Stellar Velocity Dispersion of a Massive Quenching Galaxy at z=4.01

TL;DR

This study measures the stellar velocity dispersion of a massive quenching galaxy at z=4.01, revealing that its core mass properties are similar to present-day galaxies, supporting a two-phase formation model.

Contribution

First measurement of stellar velocity dispersion in a quenching galaxy at z=4.01, providing insights into galaxy evolution over 12 billion years.

Findings

Velocity dispersion is consistent with local massive galaxies.

Galaxy's dynamical mass aligns with stellar mass estimates.

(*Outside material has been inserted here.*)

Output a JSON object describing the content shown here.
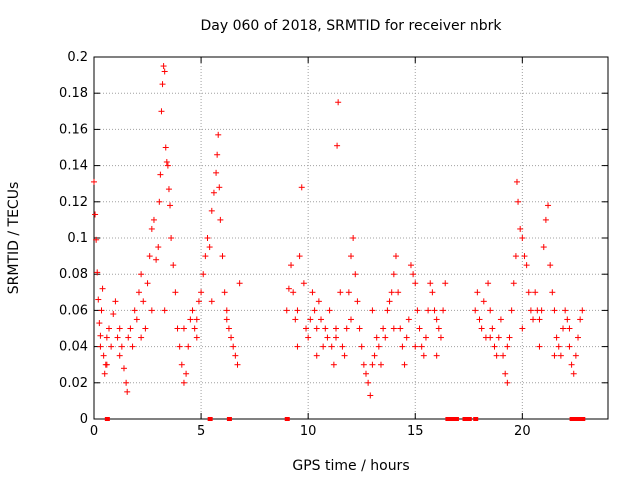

Velocity dispersion shows little evolution with redshift.

Abstract

We present the first stellar velocity dispersion measurement of a massive quenching galaxy at z=4.01. The galaxy is first identified as a massive z>~4 galaxy with suppressed star formation from photometric redshifts based on deep multi-band data in the UKIDSS Ultra Deep Survey field. A follow-up spectroscopic observation with MOSFIRE on Keck revealed strong multiple absorption features, which are identified as Balmer absorption lines, giving a secure redshift of z=4.01. Thanks to the high S/N of the spectrum, we are able to estimate the stellar velocity dispersion, sigma=268+/-59 km/s. This velocity dispersion is consistent with that of massive galaxies today, implying no significant evolution in stellar velocity dispersion over the last 12 Gyr. Based on an upper limit on its physical size from deep optical images (r_eff<1.3 kpc), we find that its dynamical mass is consistent with the stellar mass inferred from photometry. Furthermore, the galaxy is located on the mass fundamental plane extrapolated from lower redshift galaxies. Combining all these results, we find that the velocity dispersion does not significantly evolve with redshift, although the size and mass of massive quenched galaxies do. This suggests that the mass in the core of massive galaxies does not evolve significantly, while most of the mass growth occurs in the outskirts of the galaxies, which also increases the size. This picture is consistent with a two-phase formation scenario in which mass and size growth is due to accretion in the outskirts of galaxies via mergers.